Sometimes he liked to tell me about the train he and his parents had hopped with fifty others to escape fighting during the war. His parents had convinced him that they were embarking on a great adventure. For a long time during that ride he didn’t understand that something was wrong. That the country was on fire. He peered through the slats and for the first hour saw nothing, and then he saw everything. For three days he saw and heard everything from a train car the size of four beds.
I knew my father as someone who was reserved and shy, who was dedicated to his work and to his patients but who remained in the car when he picked me up from school, a parent who always cooked me dinner but left me alone in the kitchen to eat it. Someone who was both there and not there.
But once in a while he would tell me a story. A story from his life. It would come unexpectedly, as though he were finishing a private thought, and I liked listening, even if it was one he had already told me because we didn’t speak very much throughout our lives, and when I was young a story felt like the two of us speaking, like he wanted me to be a part of whatever memory he had tunneled into.
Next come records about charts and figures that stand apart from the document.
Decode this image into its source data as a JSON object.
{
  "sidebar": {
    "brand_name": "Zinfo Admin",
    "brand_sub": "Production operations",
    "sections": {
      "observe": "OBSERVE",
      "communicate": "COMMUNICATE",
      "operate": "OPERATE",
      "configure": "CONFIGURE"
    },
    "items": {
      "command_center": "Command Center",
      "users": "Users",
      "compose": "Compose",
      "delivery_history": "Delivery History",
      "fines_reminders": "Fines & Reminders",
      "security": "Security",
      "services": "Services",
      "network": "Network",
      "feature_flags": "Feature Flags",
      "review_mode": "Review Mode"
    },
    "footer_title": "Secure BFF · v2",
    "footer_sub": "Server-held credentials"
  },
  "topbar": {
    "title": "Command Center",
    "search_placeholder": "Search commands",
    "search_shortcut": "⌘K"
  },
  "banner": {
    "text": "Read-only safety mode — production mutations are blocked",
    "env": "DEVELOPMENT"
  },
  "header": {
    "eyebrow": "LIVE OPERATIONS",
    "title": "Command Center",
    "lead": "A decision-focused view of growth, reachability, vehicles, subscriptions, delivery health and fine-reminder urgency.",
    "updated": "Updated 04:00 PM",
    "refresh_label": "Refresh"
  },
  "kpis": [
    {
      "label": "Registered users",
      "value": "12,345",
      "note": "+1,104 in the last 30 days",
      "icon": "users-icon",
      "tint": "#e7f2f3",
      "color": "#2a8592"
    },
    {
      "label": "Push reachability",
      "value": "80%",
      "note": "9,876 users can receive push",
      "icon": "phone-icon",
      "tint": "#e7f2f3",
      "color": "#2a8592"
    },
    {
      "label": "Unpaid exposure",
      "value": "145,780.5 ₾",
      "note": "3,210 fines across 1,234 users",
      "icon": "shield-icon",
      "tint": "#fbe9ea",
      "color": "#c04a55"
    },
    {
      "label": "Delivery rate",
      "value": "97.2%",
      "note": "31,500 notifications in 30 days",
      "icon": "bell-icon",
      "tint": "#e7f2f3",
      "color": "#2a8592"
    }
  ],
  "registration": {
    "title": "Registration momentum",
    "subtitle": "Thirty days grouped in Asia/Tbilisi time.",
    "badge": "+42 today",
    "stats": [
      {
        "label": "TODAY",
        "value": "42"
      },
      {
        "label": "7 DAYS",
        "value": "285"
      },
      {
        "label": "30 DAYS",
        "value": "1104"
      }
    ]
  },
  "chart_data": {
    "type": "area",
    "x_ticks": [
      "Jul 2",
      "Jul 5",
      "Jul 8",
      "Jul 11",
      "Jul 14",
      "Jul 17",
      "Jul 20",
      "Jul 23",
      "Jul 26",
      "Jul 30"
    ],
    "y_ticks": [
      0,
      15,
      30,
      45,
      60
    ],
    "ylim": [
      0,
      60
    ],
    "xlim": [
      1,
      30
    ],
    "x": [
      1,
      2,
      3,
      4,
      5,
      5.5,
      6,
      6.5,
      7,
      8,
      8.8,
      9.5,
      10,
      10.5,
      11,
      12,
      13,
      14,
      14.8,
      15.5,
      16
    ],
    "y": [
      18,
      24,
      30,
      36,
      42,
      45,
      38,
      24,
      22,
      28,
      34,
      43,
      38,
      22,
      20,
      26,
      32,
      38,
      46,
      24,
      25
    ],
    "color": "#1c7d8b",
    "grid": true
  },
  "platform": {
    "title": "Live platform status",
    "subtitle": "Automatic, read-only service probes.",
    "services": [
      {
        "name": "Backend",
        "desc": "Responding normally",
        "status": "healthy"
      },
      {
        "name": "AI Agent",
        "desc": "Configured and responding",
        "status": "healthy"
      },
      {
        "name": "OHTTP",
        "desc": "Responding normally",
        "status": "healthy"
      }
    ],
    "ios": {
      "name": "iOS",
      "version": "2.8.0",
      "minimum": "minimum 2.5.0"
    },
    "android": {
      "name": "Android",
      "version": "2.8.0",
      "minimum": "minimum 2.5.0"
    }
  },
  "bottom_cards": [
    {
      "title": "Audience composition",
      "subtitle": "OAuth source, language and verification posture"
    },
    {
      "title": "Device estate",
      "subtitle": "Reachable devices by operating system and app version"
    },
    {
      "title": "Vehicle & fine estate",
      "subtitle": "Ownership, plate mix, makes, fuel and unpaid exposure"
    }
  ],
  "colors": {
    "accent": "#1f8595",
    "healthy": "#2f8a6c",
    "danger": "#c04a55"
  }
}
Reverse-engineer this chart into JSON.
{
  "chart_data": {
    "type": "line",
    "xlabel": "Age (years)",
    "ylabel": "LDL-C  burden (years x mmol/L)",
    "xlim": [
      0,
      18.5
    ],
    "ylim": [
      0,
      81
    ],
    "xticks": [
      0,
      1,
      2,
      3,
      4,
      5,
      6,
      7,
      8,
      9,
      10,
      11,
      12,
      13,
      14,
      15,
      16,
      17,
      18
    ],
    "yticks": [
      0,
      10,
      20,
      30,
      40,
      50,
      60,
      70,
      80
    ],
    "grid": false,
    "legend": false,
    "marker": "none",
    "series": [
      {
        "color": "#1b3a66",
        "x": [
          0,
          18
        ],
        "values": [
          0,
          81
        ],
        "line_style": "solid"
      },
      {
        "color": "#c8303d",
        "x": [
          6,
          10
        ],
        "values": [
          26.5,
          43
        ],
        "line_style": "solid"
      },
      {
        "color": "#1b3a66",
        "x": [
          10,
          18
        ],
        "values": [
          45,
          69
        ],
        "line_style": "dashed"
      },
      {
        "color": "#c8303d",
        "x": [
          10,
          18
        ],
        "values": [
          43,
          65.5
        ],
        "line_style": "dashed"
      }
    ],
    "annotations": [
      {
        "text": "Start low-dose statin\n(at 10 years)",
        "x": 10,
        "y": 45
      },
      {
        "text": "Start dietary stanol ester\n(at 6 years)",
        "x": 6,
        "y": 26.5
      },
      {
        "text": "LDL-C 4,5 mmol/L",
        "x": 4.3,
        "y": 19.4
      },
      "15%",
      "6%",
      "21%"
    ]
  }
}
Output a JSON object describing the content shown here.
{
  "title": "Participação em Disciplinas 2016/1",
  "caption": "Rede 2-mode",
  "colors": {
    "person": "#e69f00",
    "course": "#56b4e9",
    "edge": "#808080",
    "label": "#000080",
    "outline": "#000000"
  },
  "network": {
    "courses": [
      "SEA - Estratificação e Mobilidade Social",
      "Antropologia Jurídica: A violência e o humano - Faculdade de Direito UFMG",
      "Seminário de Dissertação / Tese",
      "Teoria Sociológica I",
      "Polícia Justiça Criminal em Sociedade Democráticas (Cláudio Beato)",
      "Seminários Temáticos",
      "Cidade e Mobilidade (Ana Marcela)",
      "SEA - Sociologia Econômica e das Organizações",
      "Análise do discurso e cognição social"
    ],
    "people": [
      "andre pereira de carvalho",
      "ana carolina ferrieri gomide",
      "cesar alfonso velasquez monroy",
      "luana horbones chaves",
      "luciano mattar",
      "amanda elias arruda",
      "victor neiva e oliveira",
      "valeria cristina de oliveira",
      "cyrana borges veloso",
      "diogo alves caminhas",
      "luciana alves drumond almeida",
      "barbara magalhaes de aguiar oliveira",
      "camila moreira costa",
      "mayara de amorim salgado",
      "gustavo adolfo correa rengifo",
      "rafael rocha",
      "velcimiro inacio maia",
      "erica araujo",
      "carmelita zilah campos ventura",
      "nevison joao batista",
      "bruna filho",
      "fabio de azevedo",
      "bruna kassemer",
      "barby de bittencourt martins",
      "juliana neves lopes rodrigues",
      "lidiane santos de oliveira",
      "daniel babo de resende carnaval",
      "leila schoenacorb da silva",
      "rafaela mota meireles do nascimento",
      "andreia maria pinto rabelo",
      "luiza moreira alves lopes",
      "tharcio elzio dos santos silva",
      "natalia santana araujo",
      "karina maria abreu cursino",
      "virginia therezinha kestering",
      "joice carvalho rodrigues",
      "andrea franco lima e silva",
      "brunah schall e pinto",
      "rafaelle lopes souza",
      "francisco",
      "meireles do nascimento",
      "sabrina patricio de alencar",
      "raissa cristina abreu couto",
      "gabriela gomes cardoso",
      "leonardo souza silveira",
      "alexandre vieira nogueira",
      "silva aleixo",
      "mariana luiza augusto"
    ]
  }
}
The story he shared that day as we sat on a bench facing the valley was one I had never heard. Even now I am unsure why he spoke of it in that moment at all. I remember that he was very tired from the walk, and I felt guilty for urging him to go on so that we could reach the cliff. It was selfish of me, I knew, because my daughter, Philippa, was with us, and I wanted to impress her. She was six then. Seven years earlier I had met her mother, married her, and we had lasted until a few months ago. I still called her my wife. She had moved back to Berlin, and tomorrow Philippa would go back to her. I wasn’t yet used to not seeing my daughter every day. Watching Philippa, in the high grass of the cliff, I was already missing her. And missing my wife.
She was German and a geologist, and one Christmas I was invited to a staff party at a restaurant, because I ate at the bar every Friday, to treat myself, so they called me a regular. I work with satellites, and the restaurant was near the office, so I would go there to watch the news or a part of a movie they were playing, and then return to the computers and the data.